In the interim, between working on their solo albums as well as the group effort, both Outkast members are appearing here and there on various other records. The duo crop up on the remix to DJ Unk's "Walk It Out," while Dre also surfaces on the remixes to Murder Inc. artist Lloyd's "You" (Nas also has a cameo on the track) and Rich Boy's "Throw Some D's" (which also features Jim Jones and the Game). Big, in the meantime, appears without Dre on Fantasia's "Hood Boy," the lead single from her self-titled album.

"It was good," Big boasted of working with the "Idol" winner. "When they first sent the record, it was old-school Motown -- how she was blowing, she got that raw throat. She was like, 'Put something on it.' I was like, 'All right.' We went in the studio. It was dope. The song is jammin'.

"It's not a lot of female artists out here that can blow," he continued, speaking of her strong vocal delivery. "She can down-home-church blow, like she's at a Baptist church on Sunday. People respect her throat!"

Meanwhile, Dre is pushing his new film Charlotte's Web (out Friday) and cartoon Class of 3000.

"The kids are loving [Charlotte's Web]," he recently said in New York. "They'll tell you their favorite characters. I'm happy people are getting it.
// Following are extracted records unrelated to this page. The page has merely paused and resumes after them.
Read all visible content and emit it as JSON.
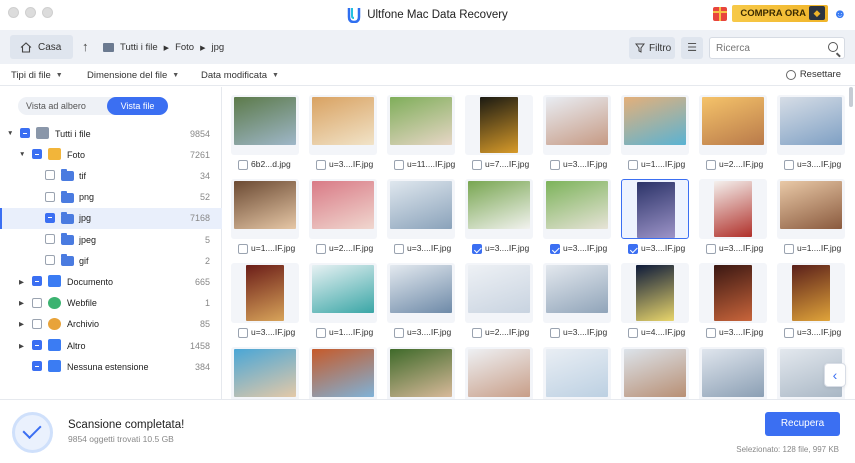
{
  "app": {
    "title": "Ultfone Mac Data Recovery",
    "buy_label": "COMPRA ORA"
  },
  "nav": {
    "home_label": "Casa",
    "breadcrumb": [
      "Tutti i file",
      "Foto",
      "jpg"
    ],
    "filter_label": "Filtro",
    "search_placeholder": "Ricerca"
  },
  "filters": {
    "file_types": "Tipi di file",
    "file_size": "Dimensione del file",
    "date_modified": "Data modificata",
    "reset": "Resettare"
  },
  "view": {
    "tree_view": "Vista ad albero",
    "file_view": "Vista file"
  },
  "tree": [
    {
      "label": "Tutti i file",
      "count": "9854",
      "level": 0,
      "expanded": true,
      "check": "partial",
      "icon": "drive-icon"
    },
    {
      "label": "Foto",
      "count": "7261",
      "level": 1,
      "expanded": true,
      "check": "partial",
      "icon": "photos-icon"
    },
    {
      "label": "tif",
      "count": "34",
      "level": 2,
      "check": "none",
      "icon": "folder-icon"
    },
    {
      "label": "png",
      "count": "52",
      "level": 2,
      "check": "none",
      "icon": "folder-icon"
    },
    {
      "label": "jpg",
      "count": "7168",
      "level": 2,
      "check": "partial",
      "icon": "folder-icon",
      "selected": true
    },
    {
      "label": "jpeg",
      "count": "5",
      "level": 2,
      "check": "none",
      "icon": "folder-icon"
    },
    {
      "label": "gif",
      "count": "2",
      "level": 2,
      "check": "none",
      "icon": "folder-icon"
    },
    {
      "label": "Documento",
      "count": "665",
      "level": 1,
      "expanded": false,
      "check": "partial",
      "icon": "document-icon"
    },
    {
      "label": "Webfile",
      "count": "1",
      "level": 1,
      "expanded": false,
      "check": "none",
      "icon": "webfile-icon"
    },
    {
      "label": "Archivio",
      "count": "85",
      "level": 1,
      "expanded": false,
      "check": "none",
      "icon": "archive-icon"
    },
    {
      "label": "Altro",
      "count": "1458",
      "level": 1,
      "expanded": false,
      "check": "partial",
      "icon": "other-icon"
    },
    {
      "label": "Nessuna estensione",
      "count": "384",
      "level": 1,
      "check": "partial",
      "icon": "unknown-ext-icon"
    }
  ],
  "files": [
    {
      "name": "6b2...d.jpg",
      "checked": false
    },
    {
      "name": "u=3....IF.jpg",
      "checked": false
    },
    {
      "name": "u=11....IF.jpg",
      "checked": false
    },
    {
      "name": "u=7....IF.jpg",
      "checked": false
    },
    {
      "name": "u=3....IF.jpg",
      "checked": false
    },
    {
      "name": "u=1....IF.jpg",
      "checked": false
    },
    {
      "name": "u=2....IF.jpg",
      "checked": false
    },
    {
      "name": "u=3....IF.jpg",
      "checked": false
    },
    {
      "name": "u=1....IF.jpg",
      "checked": false
    },
    {
      "name": "u=2....IF.jpg",
      "checked": false
    },
    {
      "name": "u=3....IF.jpg",
      "checked": false
    },
    {
      "name": "u=3....IF.jpg",
      "checked": true
    },
    {
      "name": "u=3....IF.jpg",
      "checked": true
    },
    {
      "name": "u=3....IF.jpg",
      "checked": true,
      "selected": true
    },
    {
      "name": "u=3....IF.jpg",
      "checked": false
    },
    {
      "name": "u=1....IF.jpg",
      "checked": false
    },
    {
      "name": "u=3....IF.jpg",
      "checked": false
    },
    {
      "name": "u=1....IF.jpg",
      "checked": false
    },
    {
      "name": "u=3....IF.jpg",
      "checked": false
    },
    {
      "name": "u=2....IF.jpg",
      "checked": false
    },
    {
      "name": "u=3....IF.jpg",
      "checked": false
    },
    {
      "name": "u=4....IF.jpg",
      "checked": false
    },
    {
      "name": "u=3....IF.jpg",
      "checked": false
    },
    {
      "name": "u=3....IF.jpg",
      "checked": false
    },
    {
      "name": "",
      "checked": false
    },
    {
      "name": "",
      "checked": false
    },
    {
      "name": "",
      "checked": false
    },
    {
      "name": "",
      "checked": false
    },
    {
      "name": "",
      "checked": false
    },
    {
      "name": "",
      "checked": false
    },
    {
      "name": "",
      "checked": false
    },
    {
      "name": "",
      "checked": false
    }
  ],
  "thumb_colors": [
    [
      "#5c7a4a",
      "#9fb7c9"
    ],
    [
      "#d9a262",
      "#f1e3c8"
    ],
    [
      "#7fae5a",
      "#e7d6c6"
    ],
    [
      "#1b1a12",
      "#d89b2a"
    ],
    [
      "#e9edf3",
      "#c69a84"
    ],
    [
      "#e4b07a",
      "#5ab3d3"
    ],
    [
      "#f5c36a",
      "#b97a4a"
    ],
    [
      "#d6dde6",
      "#7fa0c4"
    ],
    [
      "#6b4a33",
      "#e6c7a6"
    ],
    [
      "#d97a86",
      "#f0d7cf"
    ],
    [
      "#dfe7ee",
      "#8aa2ba"
    ],
    [
      "#78a651",
      "#f2f2ef"
    ],
    [
      "#7cb35a",
      "#e7e3d8"
    ],
    [
      "#2b3368",
      "#9d94c8"
    ],
    [
      "#f4f1ee",
      "#b0302a"
    ],
    [
      "#e9c9a7",
      "#8a5a3e"
    ],
    [
      "#6b1d18",
      "#d8a45a"
    ],
    [
      "#e7f1f3",
      "#3aa6a6"
    ],
    [
      "#e3e9ef",
      "#6e8aa8"
    ],
    [
      "#eef1f5",
      "#c8d3e0"
    ],
    [
      "#e3e8ee",
      "#90a4b9"
    ],
    [
      "#0d1a3a",
      "#e9d66b"
    ],
    [
      "#3a1712",
      "#c9653b"
    ],
    [
      "#5a1f1a",
      "#e0a43a"
    ],
    [
      "#4aa6d6",
      "#e4c9a8"
    ],
    [
      "#c65a2a",
      "#7fb2d8"
    ],
    [
      "#3f6a2a",
      "#d8b99a"
    ],
    [
      "#eef0f3",
      "#c89e88"
    ],
    [
      "#e9eef4",
      "#bcd0e2"
    ],
    [
      "#dce3ea",
      "#b88f74"
    ],
    [
      "#dfe5ed",
      "#8b9fb4"
    ],
    [
      "#e3e8ee",
      "#a9b7c5"
    ]
  ],
  "footer": {
    "status_title": "Scansione completata!",
    "status_sub": "9854 oggetti trovati 10.5 GB",
    "recover_label": "Recupera",
    "selection_info": "Selezionato: 128 file, 997 KB"
  }
}
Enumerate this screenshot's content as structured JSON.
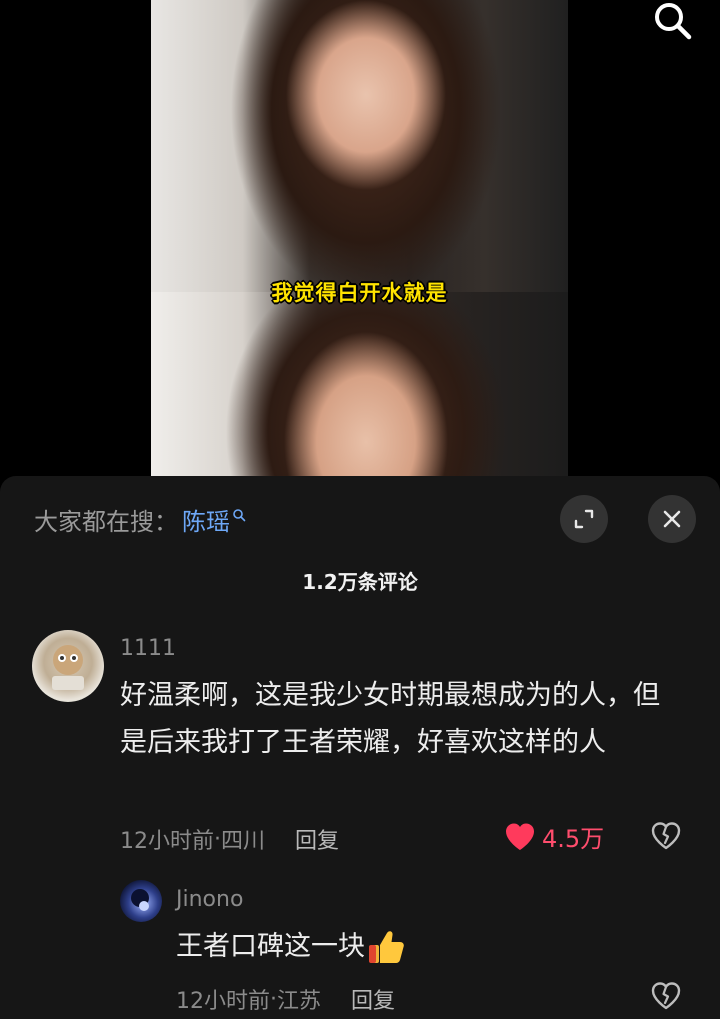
{
  "video": {
    "subtitle": "我觉得白开水就是"
  },
  "icons": {
    "search": "search-icon",
    "expand": "expand-icon",
    "close": "close-icon",
    "like": "heart-icon",
    "dislike": "broken-heart-icon",
    "thumbs_up": "thumbs-up-emoji"
  },
  "colors": {
    "accent_link": "#6ea8f7",
    "like_red": "#ff4d6d",
    "subtitle_yellow": "#ffe300",
    "sheet_bg": "#161616"
  },
  "sheet": {
    "trending_prefix": "大家都在搜：",
    "trending_keyword": "陈瑶",
    "comment_count": "1.2万条评论"
  },
  "comments": [
    {
      "username": "1111",
      "text": "好温柔啊，这是我少女时期最想成为的人，但是后来我打了王者荣耀，好喜欢这样的人",
      "time": "12小时前",
      "location": "四川",
      "separator": " · ",
      "reply_label": "回复",
      "likes": "4.5万"
    },
    {
      "username": "Jinono",
      "text": "王者口碑这一块",
      "time": "12小时前",
      "location": "江苏",
      "separator": " · ",
      "reply_label": "回复"
    }
  ]
}
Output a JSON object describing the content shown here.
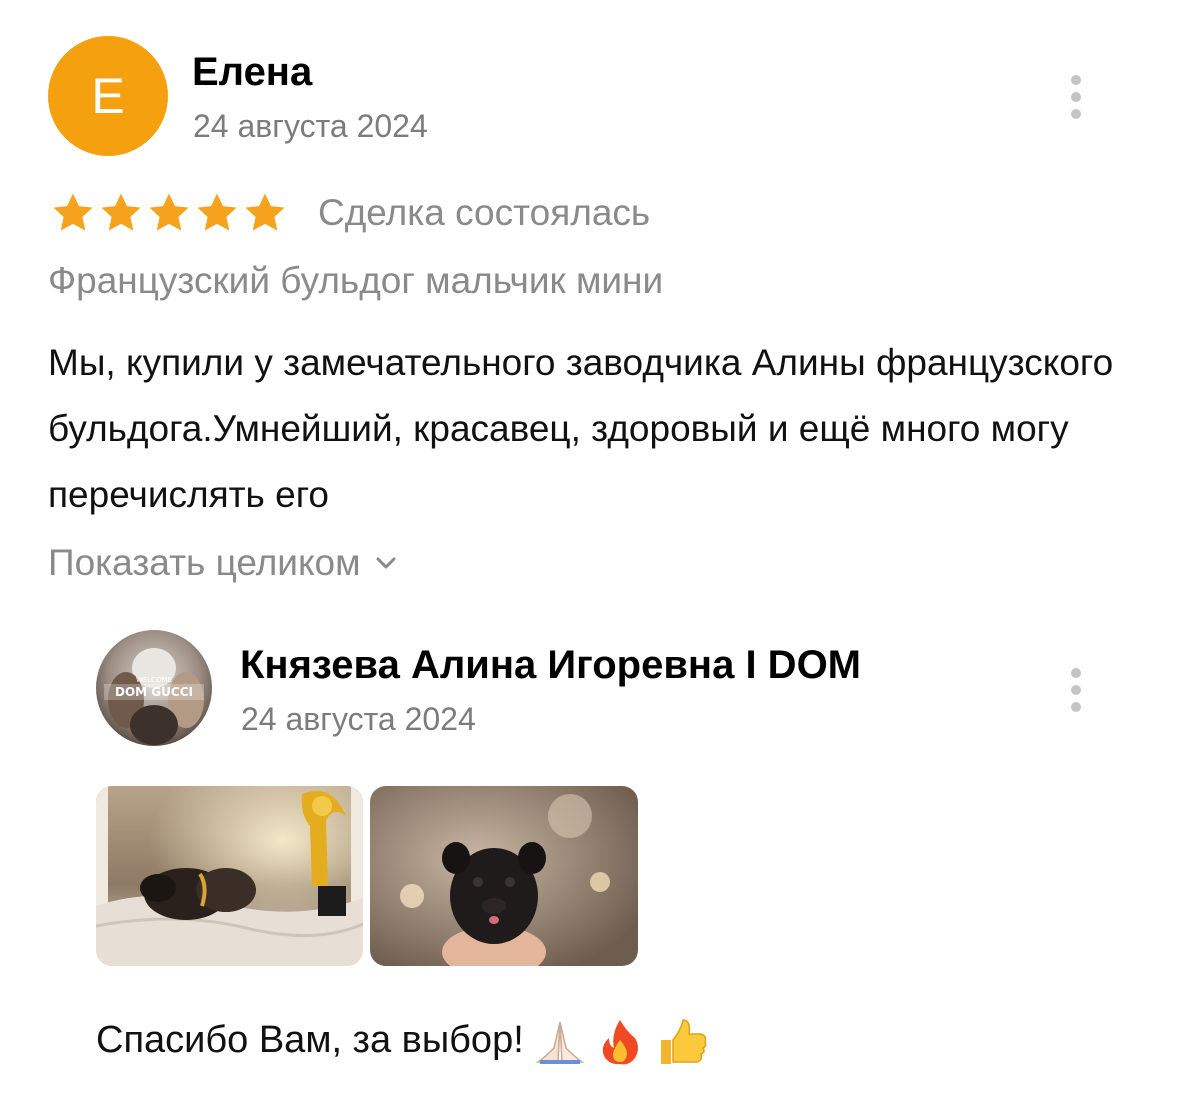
{
  "review": {
    "avatar_letter": "Е",
    "author": "Елена",
    "date": "24 августа 2024",
    "rating": 5,
    "status": "Сделка состоялась",
    "item_title": "Французский бульдог мальчик мини",
    "text": "Мы, купили у замечательного заводчика Алины французского бульдога.Умнейший, красавец, здоровый и ещё много могу перечислять его",
    "show_more_label": "Показать целиком",
    "star_color": "#f6a21d",
    "avatar_color": "#f5a00f"
  },
  "reply": {
    "author": "Князева Алина Игоревна I DOM",
    "date": "24 августа 2024",
    "avatar_text": "DOM GUCCI",
    "avatar_subtext": "WELCOME",
    "photos": [
      "puppy-with-trophy-photo",
      "puppy-in-hand-photo"
    ],
    "text": "Спасибо Вам, за выбор!",
    "emojis": [
      "folded-hands-icon",
      "fire-icon",
      "thumbs-up-icon"
    ]
  }
}
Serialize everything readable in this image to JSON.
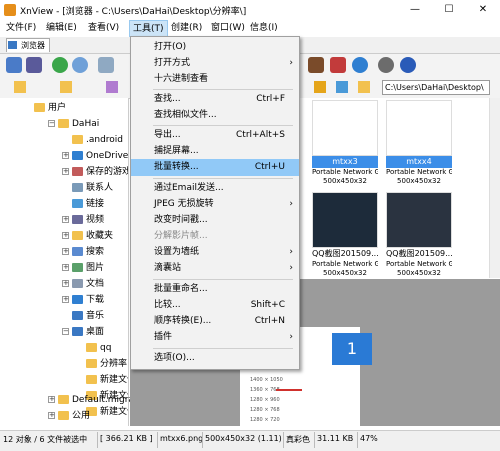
{
  "window": {
    "title": "XnView - [浏览器 - C:\\Users\\DaHai\\Desktop\\分辨率\\]",
    "minimize": "—",
    "maximize": "☐",
    "close": "✕"
  },
  "menubar": [
    {
      "label": "文件(F)"
    },
    {
      "label": "编辑(E)"
    },
    {
      "label": "查看(V)"
    },
    {
      "label": "工具(T)"
    },
    {
      "label": "创建(R)"
    },
    {
      "label": "窗口(W)"
    },
    {
      "label": "信息(I)"
    }
  ],
  "tab": {
    "label": "浏览器"
  },
  "path": {
    "value": "C:\\Users\\DaHai\\Desktop\\"
  },
  "tree": [
    {
      "label": "用户"
    },
    {
      "label": "DaHai"
    },
    {
      "label": ".android"
    },
    {
      "label": "OneDrive"
    },
    {
      "label": "保存的游戏"
    },
    {
      "label": "联系人"
    },
    {
      "label": "链接"
    },
    {
      "label": "视频"
    },
    {
      "label": "收藏夹"
    },
    {
      "label": "搜索"
    },
    {
      "label": "图片"
    },
    {
      "label": "文档"
    },
    {
      "label": "下载"
    },
    {
      "label": "音乐"
    },
    {
      "label": "桌面"
    },
    {
      "label": "qq"
    },
    {
      "label": "分辨率"
    },
    {
      "label": "新建文件"
    },
    {
      "label": "新建文件"
    },
    {
      "label": "新建文件"
    },
    {
      "label": "Default.migrat"
    },
    {
      "label": "公用"
    }
  ],
  "thumbnails": [
    {
      "name": "mtxx3",
      "type": "Portable Network Gr...",
      "size": "500x450x32",
      "selected": true
    },
    {
      "name": "mtxx4",
      "type": "Portable Network Gr...",
      "size": "500x450x32",
      "selected": true
    },
    {
      "name": "QQ截图201509...",
      "type": "Portable Network Gr...",
      "size": "500x450x32",
      "selected": false
    },
    {
      "name": "QQ截图201509...",
      "type": "Portable Network Gr...",
      "size": "500x450x32",
      "selected": false
    }
  ],
  "preview": {
    "badge": "1",
    "lines": [
      "1400 × 1050",
      "1360 × 768",
      "1280 × 960",
      "1280 × 768",
      "1280 × 720"
    ]
  },
  "tools_menu": {
    "items": [
      {
        "label": "打开(O)",
        "shortcut": "",
        "arrow": ""
      },
      {
        "label": "打开方式",
        "shortcut": "",
        "arrow": "›"
      },
      {
        "label": "十六进制查看",
        "shortcut": "",
        "arrow": ""
      },
      {
        "label": "查找...",
        "shortcut": "Ctrl+F",
        "arrow": ""
      },
      {
        "label": "查找相似文件...",
        "shortcut": "",
        "arrow": ""
      },
      {
        "label": "导出...",
        "shortcut": "Ctrl+Alt+S",
        "arrow": ""
      },
      {
        "label": "捕捉屏幕...",
        "shortcut": "",
        "arrow": ""
      },
      {
        "label": "批量转换...",
        "shortcut": "Ctrl+U",
        "arrow": ""
      },
      {
        "label": "通过Email发送...",
        "shortcut": "",
        "arrow": ""
      },
      {
        "label": "JPEG 无损旋转",
        "shortcut": "",
        "arrow": "›"
      },
      {
        "label": "改变时间戳...",
        "shortcut": "",
        "arrow": ""
      },
      {
        "label": "分解影片帧...",
        "shortcut": "",
        "arrow": ""
      },
      {
        "label": "设置为墙纸",
        "shortcut": "",
        "arrow": "›"
      },
      {
        "label": "滴囊站",
        "shortcut": "",
        "arrow": "›"
      },
      {
        "label": "批量重命名...",
        "shortcut": "",
        "arrow": ""
      },
      {
        "label": "比较...",
        "shortcut": "Shift+C",
        "arrow": ""
      },
      {
        "label": "顺序转换(E)...",
        "shortcut": "Ctrl+N",
        "arrow": ""
      },
      {
        "label": "插件",
        "shortcut": "",
        "arrow": "›"
      },
      {
        "label": "选项(O)...",
        "shortcut": "",
        "arrow": ""
      }
    ]
  },
  "status": {
    "count": "12 对象 / 6 文件被选中",
    "size": "[ 366.21 KB ]",
    "file": "mtxx6.png",
    "dims": "500x450x32 (1.11)",
    "color": "真彩色",
    "filesize": "31.11 KB",
    "zoom": "47%"
  },
  "colors": {
    "accent": "#3c8ee8",
    "highlight": "#91c9f7",
    "folder": "#f2c14e"
  }
}
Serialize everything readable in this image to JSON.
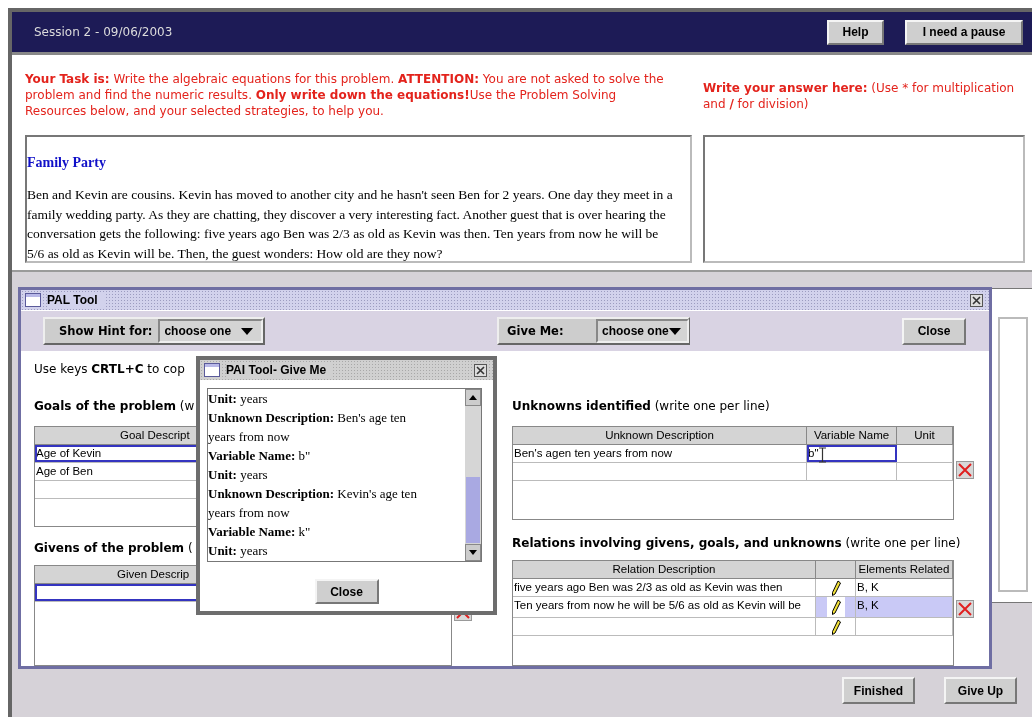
{
  "session_bar": {
    "title": "Session 2 - 09/06/2003",
    "buttons": [
      "Help",
      "I need a pause"
    ]
  },
  "task_instructions": "**Your Task is:** Write the algebraic equations for this problem. **ATTENTION:** You are not asked to solve the problem and find the numeric results. **Only write down the equations!**Use the Problem Solving Resources below, and your selected strategies, to help you.",
  "answer_prompt": "**Write your answer here:** (Use * for multiplication and **/** for division)",
  "problem": {
    "title": "Family Party",
    "text": "Ben and Kevin are cousins. Kevin has moved to another city and he hasn't seen Ben for 2 years. One day they meet in a family wedding party. As they are chatting, they discover a very interesting fact. Another guest that is over hearing the conversation gets the following: five years ago Ben was 2/3 as old as Kevin was then. Ten years from now he will be 5/6 as old as Kevin will be. Then, the guest wonders: How old are they now?"
  },
  "pal_tool": {
    "title": "PAL Tool",
    "hint_label": "Show Hint for:",
    "hint_value": "choose one",
    "give_me_label": "Give Me:",
    "give_me_value": "choose one",
    "close_button": "Close",
    "copy_hint": "Use keys **CRTL+C** to cop",
    "goals": {
      "heading": "**Goals of the problem** (w",
      "columns": [
        "Goal Descript"
      ],
      "rows": [
        {
          "text": "Age of Kevin",
          "selected": true
        },
        {
          "text": "Age of  Ben",
          "selected": false
        }
      ]
    },
    "givens": {
      "heading": "**Givens of the problem** (",
      "columns": [
        "Given Descrip"
      ],
      "rows": [
        {
          "editing": true
        }
      ]
    },
    "unknowns": {
      "heading": "**Unknowns identified** (write one per line)",
      "columns": [
        "Unknown Description",
        "Variable Name",
        "Unit"
      ],
      "rows": [
        {
          "description": "Ben's agen ten years from now",
          "variable_name": "b\"",
          "editing": true
        }
      ]
    },
    "relations": {
      "heading": "**Relations involving givens, goals, and unknowns** (write one per line)",
      "columns": [
        "Relation Description",
        "Elements Related"
      ],
      "rows": [
        {
          "description": "five years ago Ben was 2/3 as old as Kevin was then",
          "elements": "B, K",
          "selected": false
        },
        {
          "description": "Ten years from now he will be 5/6 as old as Kevin will be",
          "elements": "B, K",
          "selected": true
        },
        {
          "selected": false
        }
      ]
    }
  },
  "give_me_popup": {
    "title": "PAI Tool- Give Me",
    "lines": [
      "**Unit:** years",
      "**Unknown Description:** Ben's age ten",
      "years from now",
      "**Variable Name:** b\"",
      "**Unit:** years",
      "**Unknown Description:** Kevin's age ten",
      "years from now",
      "**Variable Name:** k\"",
      "**Unit:** years"
    ],
    "close_button": "Close"
  },
  "footer_buttons": [
    "Finished",
    "Give Up"
  ]
}
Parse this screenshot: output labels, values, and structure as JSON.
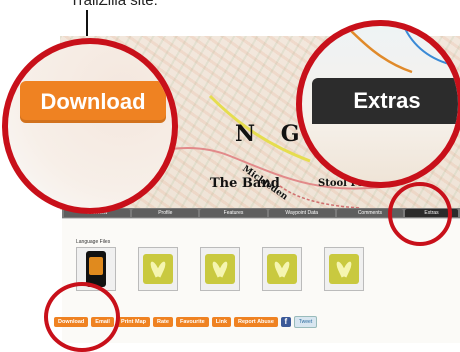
{
  "caption": {
    "text": "TrailZilla site:"
  },
  "map": {
    "labels": {
      "ngdal": "N G D A L",
      "mickleden": "Mickleden",
      "band": "The Band",
      "stool": "Stool Fel"
    }
  },
  "tabs": [
    {
      "label": "Overview"
    },
    {
      "label": "Profile"
    },
    {
      "label": "Features"
    },
    {
      "label": "Waypoint Data"
    },
    {
      "label": "Comments"
    },
    {
      "label": "Extras",
      "active": true
    }
  ],
  "extras_panel": {
    "language_label": "Language Files",
    "thumbnails": [
      {
        "icon": "phone-app-icon"
      },
      {
        "icon": "leaf-logo-icon"
      },
      {
        "icon": "leaf-logo-icon"
      },
      {
        "icon": "leaf-logo-icon"
      },
      {
        "icon": "leaf-logo-icon"
      },
      {
        "icon": "leaf-logo-icon"
      }
    ]
  },
  "actions": [
    "Download",
    "Email",
    "Print Map",
    "Rate",
    "Favourite",
    "Link",
    "Report Abuse"
  ],
  "social": {
    "facebook": "f",
    "tweet": "Tweet"
  },
  "zoom": {
    "download_label": "Download",
    "extras_label": "Extras"
  },
  "colors": {
    "accent_orange": "#ef8222",
    "highlight_red": "#c8101a",
    "tab_dark": "#2c2c2c"
  }
}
We spent three years doing it and I'm happy it's finally out."

Dre says sometime in 2007 he'll finally get his clothing line out. He's got more in the works too: Dre couldn't hang in NYC too long because he was off to Seattle to shoot his next movie, The Battle in Seattle, with Woody Harrelson and Charlize Theron. The film centers around unrest at a World Trade Organization meeting.

"There was a protest in 1999 with the WTO," he said. "I'm playing this character named Jingle. Michelle Rodriguez is a protester. It's fun. I learned a lot because I didn't know nothing about the WTO, believe it or not. I'm getting schooled."